House Bill 1047 would speed up the process for putting out-of-state doctors to work by entering into an interstate agreement, or compact. Under current rules, said Dr. Joan Bothner, chief medical officer at Children's Hospital Colorado, doctors already licensed in other states have to wait months before seeing patients in Colorado.

"So, it's important for the state of Colorado really to be able to take care of both our own constituents and then, also, the constituents in the states surrounding us," she said. "Especially as rural as some of our regions of the state are, sometimes it's easier for physicians who are licensed in other states to come into Colorado to provide that care."

HB 1047 cleared the House with a unanimous vote, and could go before the full Senate as early as this week.

Bothner noted that physicians working in Colorado still would have to meet the state's license requirements. Twelve states already have joined the Interstate Physician Compact. Joining would help families in rural states get care through rapidly expanding telehealth technologies, she said, adding that state borders don't always work when children need to see a specialist.

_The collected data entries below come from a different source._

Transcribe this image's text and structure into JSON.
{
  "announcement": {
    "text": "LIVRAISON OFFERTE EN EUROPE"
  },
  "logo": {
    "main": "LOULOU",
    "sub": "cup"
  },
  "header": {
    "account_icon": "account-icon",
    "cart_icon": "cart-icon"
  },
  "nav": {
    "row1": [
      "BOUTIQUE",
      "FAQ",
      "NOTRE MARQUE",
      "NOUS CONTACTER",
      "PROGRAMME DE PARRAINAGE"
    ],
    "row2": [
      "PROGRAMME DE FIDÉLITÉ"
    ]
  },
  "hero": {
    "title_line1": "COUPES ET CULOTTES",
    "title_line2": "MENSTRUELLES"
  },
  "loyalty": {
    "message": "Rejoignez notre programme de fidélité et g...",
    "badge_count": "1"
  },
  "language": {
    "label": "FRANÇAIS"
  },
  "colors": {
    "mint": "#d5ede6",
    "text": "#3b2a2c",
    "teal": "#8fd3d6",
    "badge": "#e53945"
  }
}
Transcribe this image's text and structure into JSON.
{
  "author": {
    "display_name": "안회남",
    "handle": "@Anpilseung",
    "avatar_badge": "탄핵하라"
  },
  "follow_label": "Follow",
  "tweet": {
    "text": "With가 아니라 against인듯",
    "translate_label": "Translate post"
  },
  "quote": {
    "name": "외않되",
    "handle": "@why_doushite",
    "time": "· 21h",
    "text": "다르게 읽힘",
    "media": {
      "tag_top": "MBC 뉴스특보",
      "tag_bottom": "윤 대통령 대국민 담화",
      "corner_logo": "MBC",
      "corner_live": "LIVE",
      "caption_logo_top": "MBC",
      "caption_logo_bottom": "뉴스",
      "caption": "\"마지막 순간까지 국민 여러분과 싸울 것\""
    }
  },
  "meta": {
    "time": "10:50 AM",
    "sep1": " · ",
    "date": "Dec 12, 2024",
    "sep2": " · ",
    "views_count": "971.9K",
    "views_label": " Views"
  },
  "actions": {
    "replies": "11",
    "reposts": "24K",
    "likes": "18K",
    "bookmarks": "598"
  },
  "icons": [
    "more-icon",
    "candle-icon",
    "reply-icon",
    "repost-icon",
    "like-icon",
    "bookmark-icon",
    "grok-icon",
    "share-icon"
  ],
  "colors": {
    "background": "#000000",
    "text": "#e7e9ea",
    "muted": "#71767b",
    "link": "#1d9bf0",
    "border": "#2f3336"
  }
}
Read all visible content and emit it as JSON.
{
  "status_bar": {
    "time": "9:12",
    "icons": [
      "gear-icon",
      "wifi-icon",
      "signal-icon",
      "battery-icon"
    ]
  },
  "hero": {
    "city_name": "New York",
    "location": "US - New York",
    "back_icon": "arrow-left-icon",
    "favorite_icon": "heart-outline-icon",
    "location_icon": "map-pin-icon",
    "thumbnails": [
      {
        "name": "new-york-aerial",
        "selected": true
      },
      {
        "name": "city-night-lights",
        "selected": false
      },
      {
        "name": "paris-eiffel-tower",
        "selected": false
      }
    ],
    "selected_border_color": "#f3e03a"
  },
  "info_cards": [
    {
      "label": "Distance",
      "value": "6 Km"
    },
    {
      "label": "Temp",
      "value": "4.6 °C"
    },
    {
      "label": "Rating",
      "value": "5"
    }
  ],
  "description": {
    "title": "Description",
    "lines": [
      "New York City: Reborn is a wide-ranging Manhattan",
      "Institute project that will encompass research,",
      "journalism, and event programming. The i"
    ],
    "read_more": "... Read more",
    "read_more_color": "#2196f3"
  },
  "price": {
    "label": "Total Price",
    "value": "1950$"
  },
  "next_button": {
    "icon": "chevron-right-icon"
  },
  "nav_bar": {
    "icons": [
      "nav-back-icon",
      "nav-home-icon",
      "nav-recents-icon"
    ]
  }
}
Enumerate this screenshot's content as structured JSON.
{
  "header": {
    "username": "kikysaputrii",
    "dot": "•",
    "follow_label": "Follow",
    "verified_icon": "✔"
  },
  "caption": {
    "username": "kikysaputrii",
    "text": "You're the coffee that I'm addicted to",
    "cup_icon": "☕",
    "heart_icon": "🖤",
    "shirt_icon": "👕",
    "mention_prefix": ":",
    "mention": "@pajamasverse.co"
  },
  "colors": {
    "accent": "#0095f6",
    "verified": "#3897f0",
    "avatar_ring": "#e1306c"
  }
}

"It really allows those kids to stay local and stay home," she said, "so we can work with their primary-care physicians in their home communities, and our specialists can come on board and help out with the good care that those kids need."

A recent survey by the National Association of Community Health Centers found that 95 percent of the nation's health centers have at least one clinical vacancy, and filling all those vacancies would allow 2 million more patients to access care. Colorado's Community Health Network clinics are currently short 32 doctors. The survey results are online at nachc.com.